Other victims included high-ranking local officials.

Who was the mayor?

Mr Osman fled Somalia in the early 1990s as a refugee, before achieving a postgraduate degree and UK citizenship. He also worked as a housing manager in the London borough of Ealing.

He returned to Somalia in 2008, where he served as information minister before becoming mayor of Mogadishu last year.

In a tweet, the US mission to Somalia called Mr Osman "an excellent partner and tireless advocate for the people of Mogadishu and all Somalis".

Al-Shabab seeks to overthrow Somalia's central government and has been carrying out regular attacks in Mogadishu, despite the heavy presence of African Union peacekeepers and US-trained Somali troops.

The group is affiliated with al-Qaeda and remains a powerful presence in rural Somalia.


Few politicians did more, risked more

Andrew Harding, BBC Africa correspondent

In a dangerous city of bitter factions, he always stood out, a gentle, decent man - focused on the business of getting things done.

His nickname was Engineer Yarisow - the small engineer - a reference to his height, his qualifications, and his practical nature.

Like many Somalis, he'd fled abroad during the civil war and spent decades in London.

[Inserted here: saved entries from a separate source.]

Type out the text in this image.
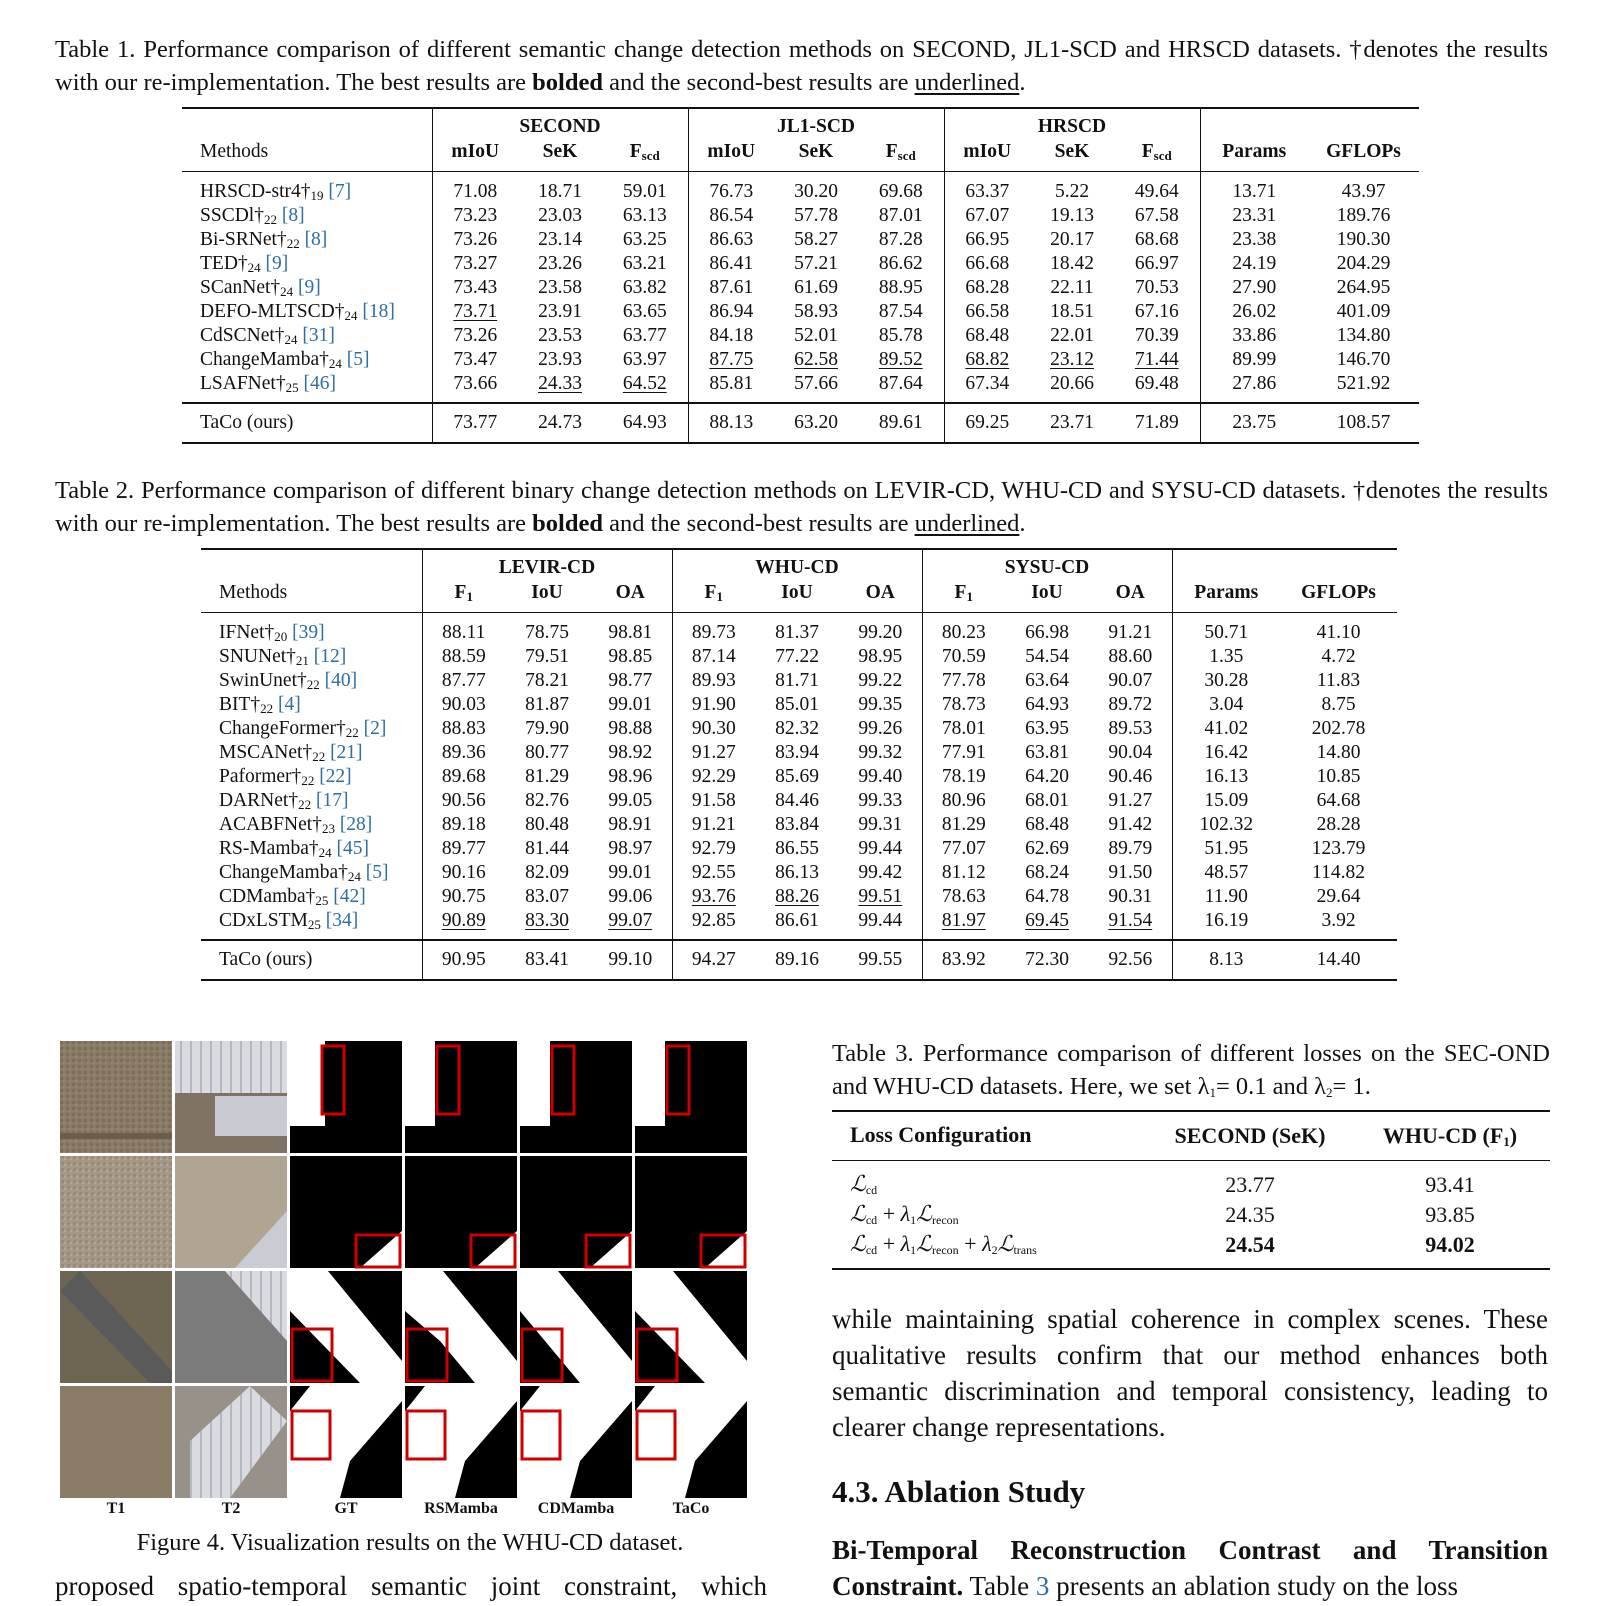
Table 1. Performance comparison of different semantic change detection methods on SECOND, JL1-SCD and HRSCD datasets. †denotes the results with our re-implementation. The best results are bolded and the second-best results are underlined.
	SECOND			JL1-SCD			HRSCD				
Methods	mIoU	SeK	$F_{scd}$	mIoU	SeK	$F_{scd}$	mIoU	SeK	$F_{scd}$	Params	GFLOPs
HRSCD-$str4\dagger_{19}$ [7]	71.08	18.71	59.01	76.73	30.20	69.68	63.37	5.22	49.64	13.71	43.97
$SSCDl\dagger_{22}$ [8]	73.23	23.03	63.13	86.54	57.78	87.01	67.07	19.13	67.58	23.31	189.76
$Bi-SRNet\dagger_{22}$ [8]	73.26	23.14	63.25	86.63	58.27	87.28	66.95	20.17	68.68	23.38	190.30
$TED\dagger_{24}$ [9]	73.27	23.26	63.21	86.41	57.21	86.62	66.68	18.42	66.97	24.19	204.29
$SCanNet\dagger_{24}$ [9]	73.43	23.58	63.82	87.61	61.69	88.95	68.28	22.11	70.53	27.90	264.95
DEFO-$MLTSCD\dagger_{24}$ [18]	73.71	23.91	63.65	86.94	58.93	87.54	66.58	18.51	67.16	26.02	401.09
$CdSCNet\dagger_{24}$ [31]	73.26	23.53	63.77	84.18	52.01	85.78	68.48	22.01	70.39	33.86	134.80
$ChangeMamba\dagger_{24}$ [5]	73.47	23.93	63.97	87.75	62.58	89.52	68.82	23.12	71.44	89.99	146.70
$LSAFNet\dagger_{25}$ [46]	73.66	24.33	64.52	85.81	57.66	87.64	67.34	20.66	69.48	27.86	521.92
TaCo (ours)	73.77	24.73	64.93	88.13	63.20	89.61	69.25	23.71	71.89	23.75	108.57
Table 2. Performance comparison of different binary change detection methods on LEVIR-CD, WHU-CD and SYSU-CD datasets. †denotes the results with our re-implementation. The best results are bolded and the second-best results are underlined.
	LEVIR-CD			WHU-CD			SYSU-CD				
Methods	$F_1$	IoU	OA	$F_1$	IoU	OA	$F_1$	IoU	OA	Params	GFLOPs
$IFNet\dagger_{20}$ [39]	88.11	78.75	98.81	89.73	81.37	99.20	80.23	66.98	91.21	50.71	41.10
$SNUNet\dagger_{21}$ [12]	88.59	79.51	98.85	87.14	77.22	98.95	70.59	54.54	88.60	1.35	4.72
$SwinUnet\dagger_{22}$ [40]	87.77	78.21	98.77	89.93	81.71	99.22	77.78	63.64	90.07	30.28	11.83
$BIT\dagger_{22}$ [4]	90.03	81.87	99.01	91.90	85.01	99.35	78.73	64.93	89.72	3.04	8.75
$ChangeFormer\dagger_{22}$ [2]	88.83	79.90	98.88	90.30	82.32	99.26	78.01	63.95	89.53	41.02	202.78
$MSCANet\dagger_{22}$ [21]	89.36	80.77	98.92	91.27	83.94	99.32	77.91	63.81	90.04	16.42	14.80
$Paformer\dagger_{22}$ [22]	89.68	81.29	98.96	92.29	85.69	99.40	78.19	64.20	90.46	16.13	10.85
$DARNet\dagger_{22}$ [17]	90.56	82.76	99.05	91.58	84.46	99.33	80.96	68.01	91.27	15.09	64.68
$ACABFNet\dagger_{23}$ [28]	89.18	80.48	98.91	91.21	83.84	99.31	81.29	68.48	91.42	102.32	28.28
$RS-Mamba\dagger_{24}$ [45]	89.77	81.44	98.97	92.79	86.55	99.44	77.07	62.69	89.79	51.95	123.79
$ChangeMamba\dagger_{24}$ [5]	90.16	82.09	99.01	92.55	86.13	99.42	81.12	68.24	91.50	48.57	114.82
$CDMamba\dagger_{25}$ [42]	90.75	83.07	99.06	93.76	88.26	99.51	78.63	64.78	90.31	11.90	29.64
CDxLSTM$_{25}$ [34]	90.89	83.30	99.07	92.85	86.61	99.44	81.97	69.45	91.54	16.19	3.92
TaCo (ours)	90.95	83.41	99.10	94.27	89.16	99.55	83.92	72.30	92.56	8.13	14.40
T1	T2	GT	RSMamba	CDMamba	TaCo
Figure 4. Visualization results on the WHU-CD dataset.
proposed spatio-temporal semantic joint constraint, which
Table 3. Performance comparison of different losses on the SEC-OND and WHU-CD datasets. Here, we set $\lambda_1= 0.1$ and $\lambda_2= 1$.
Loss Configuration	SECOND (SeK)	WHU-CD $(F_1)$
ℒ$_{cd}$	23.77	93.41
ℒ$_{cd}$ + $\lambda_1ℒ_{recon}$	24.35	93.85
ℒ$_{cd}$ + $\lambda_1ℒ_{recon}$ + $\lambda_2ℒ_{trans}$	24.54	94.02
while maintaining spatial coherence in complex scenes. These qualitative results confirm that our method enhances both semantic discrimination and temporal consistency, leading to clearer change representations.
4.3. Ablation Study
Bi-Temporal Reconstruction Contrast and Transition Constraint. Table 3 presents an ablation study on the loss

Engineer Yarisow became a British citizen, a Labour councillor and a pillar of the community.

But he left it all behind to return to Mogadishu a decade ago. It was a brave move and, as he knew, a risky one.

Since then, thousands of members of the diaspora have gone back to Somalia to help rebuild it, in defiance of the Islamist militants of al-Shabab.

I met Engineer Yarisow many times in Mogadishu - where he was first a cabinet minister, then a spokesman, and until his death, the city's mayor.

Somalia's journey back to stability has been long, and remains unfinished.

But it is, I think, fair to argue that few people - few politicians - did more, risked more, gave more than Engineer Yarisow.